Peter Lieberson: Neruda Songs. Lorraine Hunt Lieberson, mezzo-soprano, Boston Symphony Orchestra, James Levine, conducting. Nonesuch 79954 (31:49) ©2006. $14.98.

I concluded my recent review of the recording of a collection of three of Peter Lieberson’s works, including his Rilke Songs sung by his late wife Lorraine Hunt Lieberson, by expressing the hope that his final work for her, the Neruda Songs, which she had premiered in 2005 in Los Angeles and then in Boston, had been recorded and would be released. My wish has been granted: this is it, the Boston performance of November 2005.

The five poems are selected from Chilean Pablo Neruda’s 1959 Cien sonetos de amor, Nos. VIII, XXIV, XLV, LXXXI, and XCII, in that order in the cycle, and sung in their original language. The music follows the words, caressing them so closely that it seems a perfect marriage. The orchestration is lush, sumptuous, ravishingly beautiful in a way, like a huge painting on a smooth canvas, a vast seascape, for example. The overarching feeling is one of calm beauty and soulful serenity, but with occasional dramatic moments. Each song has its own dominant mood, and often a given line within a song, its own character. The third sonnet dealing with the painful contemplation of separation is somewhat plaintive, the fourth celebratory. Certain words, like the recurring “amor” and “bienamada” are treated in an exuberant manner whenever they appear, with the music rising to a joyous climax.

The performance by its now deceased dedicatee is both transcendent and touching, heart-rending even, because the history of both the composition of the cycle and the idyllic relationship of the couple are so well known to all. No doubt about it, this is LHL’s supreme and superlative legacy to all who knew and loved her and all who loved her without having had the pleasure and privilege of knowing her.

On first listening, I could not help but think of another famous song cycle with brilliant orchestration and magnificent conjunction of music and words: Hector Berlioz’ 1840s Les Nuits d’été that sets six poems by the same author, Théophile Gautier. So, I took it out to listen, compare and contrast, and concluded that even if a subconscious feeling brought it to mind, it was not without cause or merit. Besides the fact that these poems have more literary merit, Neruda Songs is a better-crafted cycle, with the recurring personae, themes, and words joining the individual songs to each other in a way that those of Nuits are not. But the way the music treats the words, flows and ebbs with the rhythm of the lines, occasionally surging and washing over the listener like the waves of the sea, is the same. It has a very similar and comparable effect and impact, albeit with less variety and extremes of rhythm and mood.

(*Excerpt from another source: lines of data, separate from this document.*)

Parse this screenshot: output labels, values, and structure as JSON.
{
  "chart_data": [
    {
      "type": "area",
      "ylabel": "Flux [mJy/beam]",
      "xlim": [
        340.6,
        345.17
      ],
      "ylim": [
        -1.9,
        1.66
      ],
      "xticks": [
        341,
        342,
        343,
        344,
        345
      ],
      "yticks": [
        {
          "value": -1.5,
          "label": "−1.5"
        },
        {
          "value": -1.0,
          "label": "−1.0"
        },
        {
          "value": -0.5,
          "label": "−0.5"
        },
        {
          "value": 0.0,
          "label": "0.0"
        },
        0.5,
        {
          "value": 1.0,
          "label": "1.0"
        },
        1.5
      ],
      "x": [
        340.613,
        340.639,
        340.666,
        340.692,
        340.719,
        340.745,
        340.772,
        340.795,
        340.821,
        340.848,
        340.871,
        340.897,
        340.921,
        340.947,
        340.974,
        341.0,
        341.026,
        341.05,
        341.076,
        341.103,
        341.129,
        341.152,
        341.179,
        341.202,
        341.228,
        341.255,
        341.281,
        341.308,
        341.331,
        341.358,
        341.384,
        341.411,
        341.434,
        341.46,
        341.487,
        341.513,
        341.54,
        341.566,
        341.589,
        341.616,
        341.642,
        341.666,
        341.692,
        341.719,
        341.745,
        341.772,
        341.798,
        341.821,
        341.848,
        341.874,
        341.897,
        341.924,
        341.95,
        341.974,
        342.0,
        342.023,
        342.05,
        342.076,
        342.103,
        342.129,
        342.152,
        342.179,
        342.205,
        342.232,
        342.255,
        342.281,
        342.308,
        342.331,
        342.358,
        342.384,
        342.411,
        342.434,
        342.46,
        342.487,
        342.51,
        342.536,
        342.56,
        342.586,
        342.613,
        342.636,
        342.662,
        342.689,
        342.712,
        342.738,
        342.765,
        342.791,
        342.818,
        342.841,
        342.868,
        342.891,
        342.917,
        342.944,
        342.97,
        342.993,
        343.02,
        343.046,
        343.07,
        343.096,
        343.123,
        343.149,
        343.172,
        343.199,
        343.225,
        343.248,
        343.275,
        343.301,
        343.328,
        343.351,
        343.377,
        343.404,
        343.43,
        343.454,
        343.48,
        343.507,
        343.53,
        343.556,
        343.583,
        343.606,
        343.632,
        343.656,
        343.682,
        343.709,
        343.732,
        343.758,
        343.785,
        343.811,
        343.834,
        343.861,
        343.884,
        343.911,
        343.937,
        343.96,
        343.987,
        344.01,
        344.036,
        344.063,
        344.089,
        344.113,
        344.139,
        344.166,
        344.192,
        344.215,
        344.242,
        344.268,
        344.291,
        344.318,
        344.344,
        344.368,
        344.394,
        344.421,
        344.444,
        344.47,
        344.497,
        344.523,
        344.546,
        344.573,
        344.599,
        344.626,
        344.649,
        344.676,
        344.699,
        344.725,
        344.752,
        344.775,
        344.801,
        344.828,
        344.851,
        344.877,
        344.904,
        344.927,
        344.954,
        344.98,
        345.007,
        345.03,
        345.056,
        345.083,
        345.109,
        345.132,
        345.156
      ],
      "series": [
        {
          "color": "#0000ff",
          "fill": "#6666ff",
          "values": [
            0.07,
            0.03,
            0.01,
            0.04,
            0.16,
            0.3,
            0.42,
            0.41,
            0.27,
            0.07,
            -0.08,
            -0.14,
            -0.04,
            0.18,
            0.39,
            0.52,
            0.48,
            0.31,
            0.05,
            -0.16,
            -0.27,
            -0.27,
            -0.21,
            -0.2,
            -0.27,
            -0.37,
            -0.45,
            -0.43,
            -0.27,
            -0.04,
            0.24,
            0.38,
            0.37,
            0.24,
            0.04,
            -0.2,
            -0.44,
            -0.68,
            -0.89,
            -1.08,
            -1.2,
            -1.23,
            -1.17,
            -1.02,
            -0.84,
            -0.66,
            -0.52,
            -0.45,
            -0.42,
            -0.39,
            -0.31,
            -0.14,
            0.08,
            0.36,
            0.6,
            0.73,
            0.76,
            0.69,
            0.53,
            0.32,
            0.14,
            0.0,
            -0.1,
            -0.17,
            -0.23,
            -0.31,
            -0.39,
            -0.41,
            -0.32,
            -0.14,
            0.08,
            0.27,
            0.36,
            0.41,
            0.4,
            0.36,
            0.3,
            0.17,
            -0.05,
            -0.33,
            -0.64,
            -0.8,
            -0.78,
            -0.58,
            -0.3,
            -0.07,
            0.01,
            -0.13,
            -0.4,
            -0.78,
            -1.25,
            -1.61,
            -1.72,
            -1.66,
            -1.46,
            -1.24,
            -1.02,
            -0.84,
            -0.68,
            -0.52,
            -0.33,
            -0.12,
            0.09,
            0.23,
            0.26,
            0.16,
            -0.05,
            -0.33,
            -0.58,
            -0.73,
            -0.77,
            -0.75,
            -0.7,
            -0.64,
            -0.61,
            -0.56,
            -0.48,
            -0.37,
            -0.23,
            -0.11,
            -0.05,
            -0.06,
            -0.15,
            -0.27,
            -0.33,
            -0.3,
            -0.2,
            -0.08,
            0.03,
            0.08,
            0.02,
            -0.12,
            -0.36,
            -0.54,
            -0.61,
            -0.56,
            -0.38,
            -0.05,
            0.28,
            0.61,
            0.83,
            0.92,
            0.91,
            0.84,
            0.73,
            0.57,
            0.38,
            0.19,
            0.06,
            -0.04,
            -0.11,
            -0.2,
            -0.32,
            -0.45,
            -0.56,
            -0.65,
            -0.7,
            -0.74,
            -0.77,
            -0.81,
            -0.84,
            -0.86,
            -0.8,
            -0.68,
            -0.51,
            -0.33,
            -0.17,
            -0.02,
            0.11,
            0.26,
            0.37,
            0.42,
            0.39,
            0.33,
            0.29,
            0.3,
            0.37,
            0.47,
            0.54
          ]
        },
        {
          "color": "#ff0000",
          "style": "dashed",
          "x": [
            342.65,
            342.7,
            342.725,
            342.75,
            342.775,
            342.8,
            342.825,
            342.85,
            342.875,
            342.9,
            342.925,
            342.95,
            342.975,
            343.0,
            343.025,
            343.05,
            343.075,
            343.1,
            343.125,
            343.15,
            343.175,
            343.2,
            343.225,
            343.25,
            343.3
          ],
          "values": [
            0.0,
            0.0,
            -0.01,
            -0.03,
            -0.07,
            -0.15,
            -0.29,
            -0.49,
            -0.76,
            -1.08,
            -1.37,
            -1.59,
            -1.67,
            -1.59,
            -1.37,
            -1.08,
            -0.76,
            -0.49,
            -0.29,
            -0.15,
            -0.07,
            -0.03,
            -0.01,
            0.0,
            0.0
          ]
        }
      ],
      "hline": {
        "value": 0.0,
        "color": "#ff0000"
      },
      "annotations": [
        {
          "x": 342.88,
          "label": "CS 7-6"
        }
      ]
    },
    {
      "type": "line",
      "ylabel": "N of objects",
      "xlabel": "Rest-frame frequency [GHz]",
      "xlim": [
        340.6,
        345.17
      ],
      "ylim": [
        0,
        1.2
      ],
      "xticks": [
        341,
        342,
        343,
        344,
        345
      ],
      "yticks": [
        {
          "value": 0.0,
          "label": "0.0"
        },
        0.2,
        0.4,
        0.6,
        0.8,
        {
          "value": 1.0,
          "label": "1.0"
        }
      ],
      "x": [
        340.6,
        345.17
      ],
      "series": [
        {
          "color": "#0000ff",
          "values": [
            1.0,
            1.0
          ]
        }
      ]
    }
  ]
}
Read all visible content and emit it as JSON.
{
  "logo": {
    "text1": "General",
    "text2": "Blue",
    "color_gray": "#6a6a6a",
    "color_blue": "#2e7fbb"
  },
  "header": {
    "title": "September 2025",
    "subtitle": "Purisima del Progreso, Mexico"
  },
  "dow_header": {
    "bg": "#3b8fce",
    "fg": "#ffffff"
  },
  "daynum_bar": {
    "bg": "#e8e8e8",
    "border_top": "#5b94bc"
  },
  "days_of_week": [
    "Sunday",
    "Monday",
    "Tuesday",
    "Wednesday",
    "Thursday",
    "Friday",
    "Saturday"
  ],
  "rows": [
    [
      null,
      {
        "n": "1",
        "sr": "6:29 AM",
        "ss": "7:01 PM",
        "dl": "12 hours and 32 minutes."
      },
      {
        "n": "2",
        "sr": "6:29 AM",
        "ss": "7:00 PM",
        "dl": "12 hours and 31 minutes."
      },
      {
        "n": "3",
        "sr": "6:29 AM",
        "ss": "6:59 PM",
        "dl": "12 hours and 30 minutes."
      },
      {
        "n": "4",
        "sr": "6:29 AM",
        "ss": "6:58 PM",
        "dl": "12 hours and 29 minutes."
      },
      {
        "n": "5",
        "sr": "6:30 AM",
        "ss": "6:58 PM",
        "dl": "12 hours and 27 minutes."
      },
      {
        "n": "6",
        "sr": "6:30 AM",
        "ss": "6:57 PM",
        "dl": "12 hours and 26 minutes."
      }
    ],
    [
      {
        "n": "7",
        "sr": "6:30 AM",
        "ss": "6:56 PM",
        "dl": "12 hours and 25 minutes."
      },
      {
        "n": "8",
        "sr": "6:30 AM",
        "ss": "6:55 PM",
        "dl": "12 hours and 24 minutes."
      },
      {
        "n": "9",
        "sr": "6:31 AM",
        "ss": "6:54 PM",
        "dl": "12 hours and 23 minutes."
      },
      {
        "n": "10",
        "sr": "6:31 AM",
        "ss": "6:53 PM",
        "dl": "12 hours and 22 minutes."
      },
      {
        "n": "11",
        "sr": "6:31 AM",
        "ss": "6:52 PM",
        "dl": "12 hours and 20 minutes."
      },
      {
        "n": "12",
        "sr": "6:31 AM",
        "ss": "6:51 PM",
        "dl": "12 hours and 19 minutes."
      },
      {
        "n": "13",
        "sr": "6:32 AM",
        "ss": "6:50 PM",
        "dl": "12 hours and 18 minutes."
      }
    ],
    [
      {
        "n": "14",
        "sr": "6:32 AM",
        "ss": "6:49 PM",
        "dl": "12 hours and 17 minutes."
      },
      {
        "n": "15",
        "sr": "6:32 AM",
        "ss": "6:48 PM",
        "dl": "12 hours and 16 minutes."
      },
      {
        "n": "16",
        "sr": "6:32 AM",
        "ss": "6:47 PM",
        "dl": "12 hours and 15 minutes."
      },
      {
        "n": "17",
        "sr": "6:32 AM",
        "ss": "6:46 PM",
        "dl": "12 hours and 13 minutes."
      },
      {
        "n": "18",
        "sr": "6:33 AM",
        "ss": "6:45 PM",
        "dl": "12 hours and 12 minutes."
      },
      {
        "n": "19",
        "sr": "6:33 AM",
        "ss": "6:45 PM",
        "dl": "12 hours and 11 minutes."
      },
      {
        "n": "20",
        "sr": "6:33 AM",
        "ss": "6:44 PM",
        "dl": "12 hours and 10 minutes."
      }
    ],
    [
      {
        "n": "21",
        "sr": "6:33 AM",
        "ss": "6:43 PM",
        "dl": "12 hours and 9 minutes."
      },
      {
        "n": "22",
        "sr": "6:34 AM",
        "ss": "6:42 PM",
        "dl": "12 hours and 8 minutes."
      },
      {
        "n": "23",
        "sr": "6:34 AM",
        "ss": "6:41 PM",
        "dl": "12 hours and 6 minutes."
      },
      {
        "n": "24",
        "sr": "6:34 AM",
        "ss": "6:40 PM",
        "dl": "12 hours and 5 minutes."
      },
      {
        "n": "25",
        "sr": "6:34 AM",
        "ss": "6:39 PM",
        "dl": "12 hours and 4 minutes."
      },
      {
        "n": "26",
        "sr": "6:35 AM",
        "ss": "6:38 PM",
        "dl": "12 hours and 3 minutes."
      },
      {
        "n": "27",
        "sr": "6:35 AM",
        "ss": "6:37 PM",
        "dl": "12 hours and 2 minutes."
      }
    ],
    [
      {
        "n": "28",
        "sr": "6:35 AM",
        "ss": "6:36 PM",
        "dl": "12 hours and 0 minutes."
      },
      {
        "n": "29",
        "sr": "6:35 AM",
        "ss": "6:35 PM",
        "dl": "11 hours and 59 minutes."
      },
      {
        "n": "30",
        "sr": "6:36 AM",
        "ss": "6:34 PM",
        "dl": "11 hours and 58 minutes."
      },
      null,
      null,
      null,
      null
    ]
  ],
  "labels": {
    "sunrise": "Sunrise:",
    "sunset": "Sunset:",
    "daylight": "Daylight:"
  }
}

The booklet is a study in the power of simplicity. The whole is in black and white, and all but one of the blank pages are black rather than white. The only color in the entire production is the 1998 Emil Miland photo of the couple seated in grasses that fills the reverse of the cardboard sleeve, and that relates to the grasses in the black and white landscape photo by Scott McCreery on the inside of the tray card (beneath the CD holder). A 2003 Richard Avedon photo of the singer graces the cover, as well as appearing in smaller scale on the front of the cardboard sleeve, and a different but similar one from The New Yorker appears inside. After the title page come notes by the singer and the composer chronicling the chance encounter with the book, the composition of the work, and describing their life together. Next comes a bio of them and their relationship that is at the same time a tribute, and an analysis of the work by Alex Ross. A note follows this from Peter Lieberson about the selection of the poems, in turn followed by their texts with side-by-side 1986 English translations by Stephen Tapscott. Credits conclude. The whole is a serene In Memoriam.

Because of the circumstances surrounding the work’s creation and première performances and this recording, it will be some time before another well-known mezzo, such as Frederica von Stade or Susan Graham, dares to present it in concert, much less record it. But dare one of them must one day, because this work deserves to enter the canon on the level of the Berlioz. It is a sublime achievement and its impact will extend beyond and outside of these circumstances for listeners who do not know them or are not so close to them. Like Berlioz’ Nuits d’été, it will withstand the test of fifty or a hundred and fifty years of time because of its power and its craft. The circumstances enrich it; they do not make it the magical work that it is, even though they brought it into existence.

This is a stunning achievement by Peter Lieberson, and this a stunning recording, one to be enjoyed repeatedly as well as treasured. It is well worth its high per-note price!